Companies should brace themselves for audit scrutiny around goodwill impairment charges as some experts predict the numbers are sure to rise over the course of 2016.
Calcbench, with their research tool powered by XBRL-gathered financial statement data, says goodwill impairments of $250 million each quarter are trending upward. Yahoo’s massive $4.46 billion impairment charge with a net loss of $4.44 billion in its 2015 year-end report led Calcbench to wonder if other similarly huge impairments might be in the offing.
The firm’s research identified a number of other companies posting quarterly goodwill impairments in the range of $250 million for five consecutive quarters, with 32 such companies identified in the third quarter of 2015. “The total number of impairments at greater than $250 million is trending up, from the mid-teens last year to more than 30 in the last quarter,” says Calcbench co-founder Pranav Ghai. “How many will there be in the fourth quarter? We believe it will be more than 15 for sure.”

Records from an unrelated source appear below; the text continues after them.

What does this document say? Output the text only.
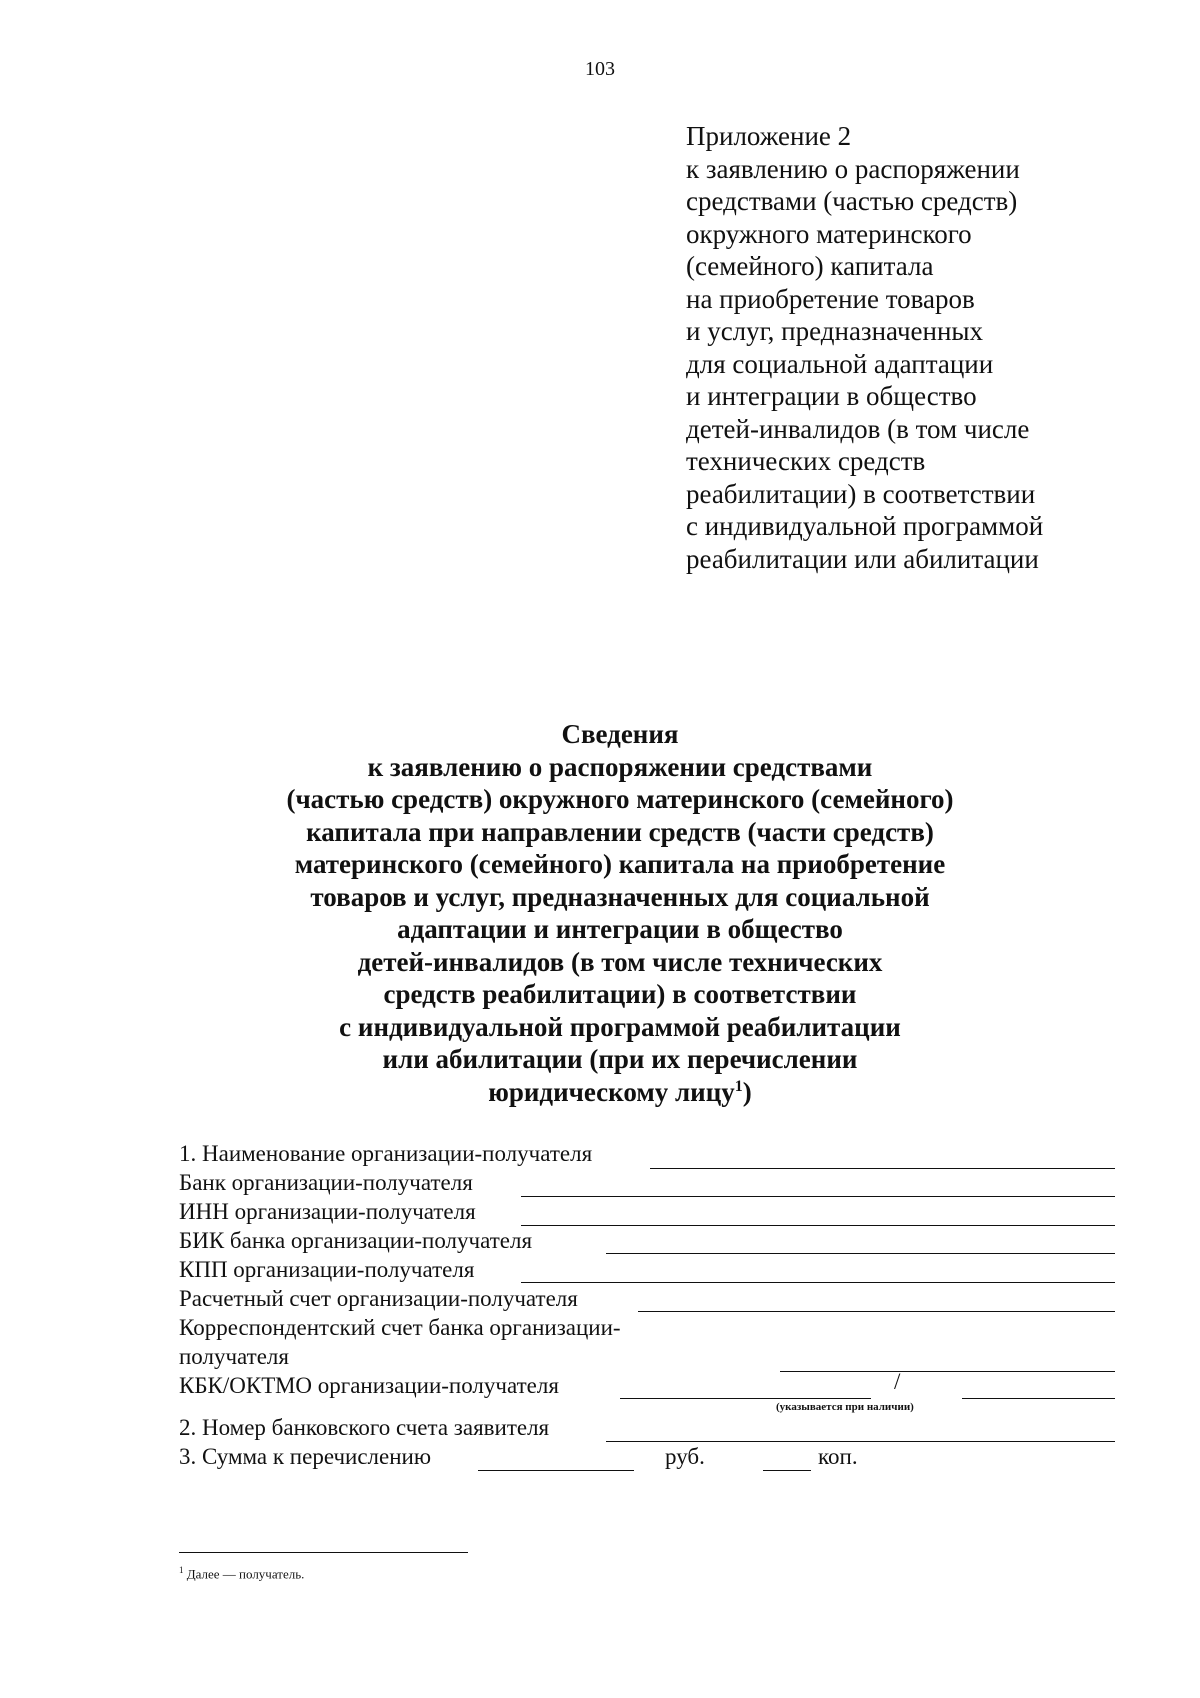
103
Приложение 2
к заявлению о распоряжении
средствами (частью средств)
окружного материнского
(семейного) капитала
на приобретение товаров
и услуг, предназначенных
для социальной адаптации
и интеграции в общество
детей-инвалидов (в том числе
технических средств
реабилитации) в соответствии
с индивидуальной программой
реабилитации или абилитации
Сведения
к заявлению о распоряжении средствами
(частью средств) окружного материнского (семейного)
капитала при направлении средств (части средств)
материнского (семейного) капитала на приобретение
товаров и услуг, предназначенных для социальной
адаптации и интеграции в общество
детей-инвалидов (в том числе технических
средств реабилитации) в соответствии
с индивидуальной программой реабилитации
или абилитации (при их перечислении
юридическому лицу$^1$)
1. Наименование организации-получателя
Банк организации-получателя
ИНН организации-получателя
БИК банка организации-получателя
КПП организации-получателя
Расчетный счет организации-получателя
Корреспондентский счет банка организации-
получателя
КБК/ОКТМО организации-получателя	/
(указывается при наличии)
2. Номер банковского счета заявителя
3. Сумма к перечислению	руб.	коп.
$^1$ Далее — получатель.
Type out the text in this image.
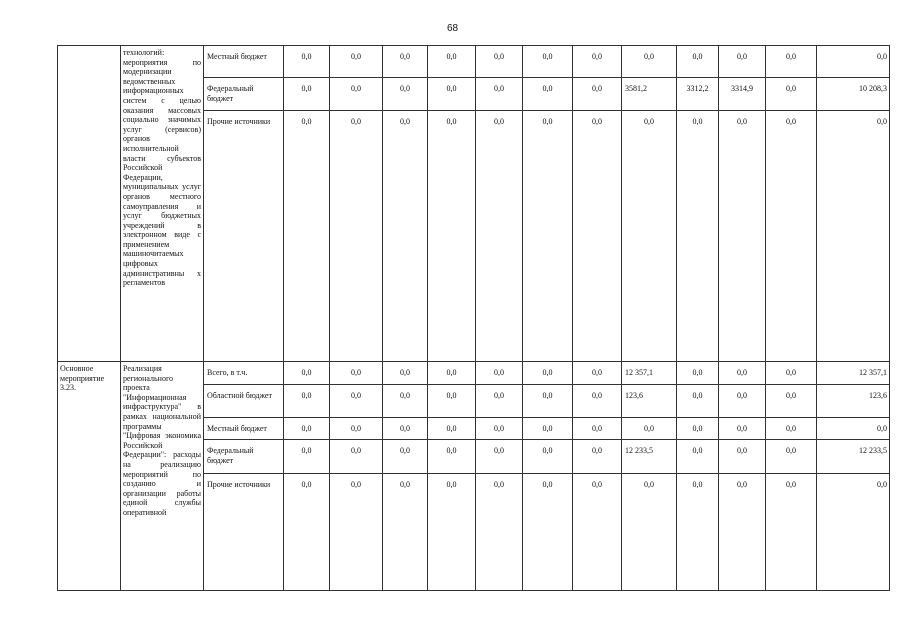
68
	технологий: мероприятия по модернизации ведомственных информационных систем с целью оказания массовых социально значимых услуг (сервисов) органов исполнительной власти субъектов Российской Федерации, муниципальных услуг органов местного самоуправления и услуг бюджетных учреждений в электронном виде с применением машиночитаемых цифровых административны х регламентов	Местный бюджет	0,0	0,0	0,0	0,0	0,0	0,0	0,0	0,0	0,0	0,0	0,0	0,0
		Федеральный бюджет	0,0	0,0	0,0	0,0	0,0	0,0	0,0	3581,2	3312,2	3314,9	0,0	10 208,3
		Прочие источники	0,0	0,0	0,0	0,0	0,0	0,0	0,0	0,0	0,0	0,0	0,0	0,0
Основное мероприятие 3.23.	Реализация регионального проекта "Информационная инфраструктура" в рамках национальной программы "Цифровая экономика Российской Федерации": расходы на реализацию мероприятий по созданию и организации работы единой службы оперативной	Всего, в т.ч.	0,0	0,0	0,0	0,0	0,0	0,0	0,0	12 357,1	0,0	0,0	0,0	12 357,1
		Областной бюджет	0,0	0,0	0,0	0,0	0,0	0,0	0,0	123,6	0,0	0,0	0,0	123,6
		Местный бюджет	0,0	0,0	0,0	0,0	0,0	0,0	0,0	0,0	0,0	0,0	0,0	0,0
		Федеральный бюджет	0,0	0,0	0,0	0,0	0,0	0,0	0,0	12 233,5	0,0	0,0	0,0	12 233,5
		Прочие источники	0,0	0,0	0,0	0,0	0,0	0,0	0,0	0,0	0,0	0,0	0,0	0,0
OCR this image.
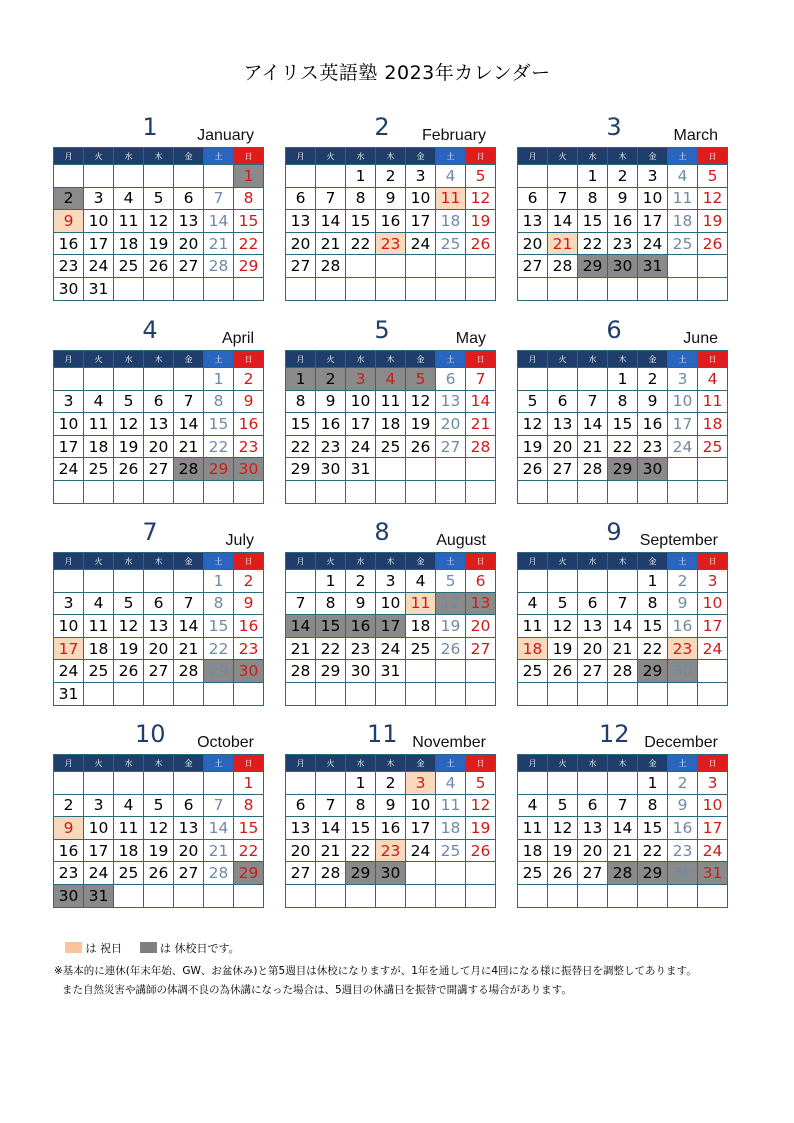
アイリス英語塾 2023年カレンダー
1	January
月	火	水	木	金	土	日
						1
2	3	4	5	6	7	8
9	10	11	12	13	14	15
16	17	18	19	20	21	22
23	24	25	26	27	28	29
30	31					
2	February
月	火	水	木	金	土	日
		1	2	3	4	5
6	7	8	9	10	11	12
13	14	15	16	17	18	19
20	21	22	23	24	25	26
27	28					

3	March
月	火	水	木	金	土	日
		1	2	3	4	5
6	7	8	9	10	11	12
13	14	15	16	17	18	19
20	21	22	23	24	25	26
27	28	29	30	31		

4	April
月	火	水	木	金	土	日
					1	2
3	4	5	6	7	8	9
10	11	12	13	14	15	16
17	18	19	20	21	22	23
24	25	26	27	28	29	30

5	May
月	火	水	木	金	土	日
1	2	3	4	5	6	7
8	9	10	11	12	13	14
15	16	17	18	19	20	21
22	23	24	25	26	27	28
29	30	31				

6	June
月	火	水	木	金	土	日
			1	2	3	4
5	6	7	8	9	10	11
12	13	14	15	16	17	18
19	20	21	22	23	24	25
26	27	28	29	30		

7	July
月	火	水	木	金	土	日
					1	2
3	4	5	6	7	8	9
10	11	12	13	14	15	16
17	18	19	20	21	22	23
24	25	26	27	28	29	30
31						
8	August
月	火	水	木	金	土	日
	1	2	3	4	5	6
7	8	9	10	11	12	13
14	15	16	17	18	19	20
21	22	23	24	25	26	27
28	29	30	31			

9	September
月	火	水	木	金	土	日
				1	2	3
4	5	6	7	8	9	10
11	12	13	14	15	16	17
18	19	20	21	22	23	24
25	26	27	28	29	30	

10 October
月	火	水	木	金	土	日
						1
2	3	4	5	6	7	8
9	10	11	12	13	14	15
16	17	18	19	20	21	22
23	24	25	26	27	28	29
30	31					
11 November
月	火	水	木	金	土	日
		1	2	3	4	5
6	7	8	9	10	11	12
13	14	15	16	17	18	19
20	21	22	23	24	25	26
27	28	29	30			

12 December
月	火	水	木	金	土	日
				1	2	3
4	5	6	7	8	9	10
11	12	13	14	15	16	17
18	19	20	21	22	23	24
25	26	27	28	29	30	31

は 祝日	は 休校日です。
※基本的に連休(年末年始、GW、お盆休み)と第5週目は休校になりますが、1年を通して月に4回になる様に振替日を調整してあります。
また自然災害や講師の体調不良の為休講になった場合は、5週目の休講日を振替で開講する場合があります。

Goodwill is a number that arises on corporate balance sheets as a result of acquisitions, representing the value in an acquisition that exceeds the fair value of its individual assets and liabilities. Investors and analysts scrutinize goodwill impairments as an indicator of whether the price paid for a particular acquisition holds up over time in the marketplace.
PwC is advising companies to look hard at goodwill impairments, as well as possible impairments among operating assets, as oil and gas prices persist in trending downward. “As a result of the stock market decline in the first quarter of 2016, companies may need to assess whether the decrease in their fair value represents a triggering event for assessing goodwill for impairment,” PwC wrote recently in an alert to clients.
Merger and acquisition activity spiked in 2015, says Greg Franceschi, managing director at valuation and advisory firm Duff & Phelps, which produces a study of goodwill impairments annually. “As a result of record M&A levels, there’s been very significant amounts of goodwill added to company balance sheets,” he says.
While some may be advising companies to prepare for goodwill impairments in 2016, Franceschi believes it might be a bit early for such predictions. “A lot of acquisitions were fairly recent in 2015, so it may be a little early in 2016 to start to see any impact if those acquisitions were overpayments or are starting to not meet expectations put forth in the deal models,” he says.
Volatility in the early part of 2016 is another consideration, Franceschi says. “Some days can swing rather dramatically,” he says. “Impairments are supposed to be a permanent impairment, suggesting that the value is not recoverable. With the volatility, it’s still early. It’s not a foregone conclusion at this point that we will start to see impairments.”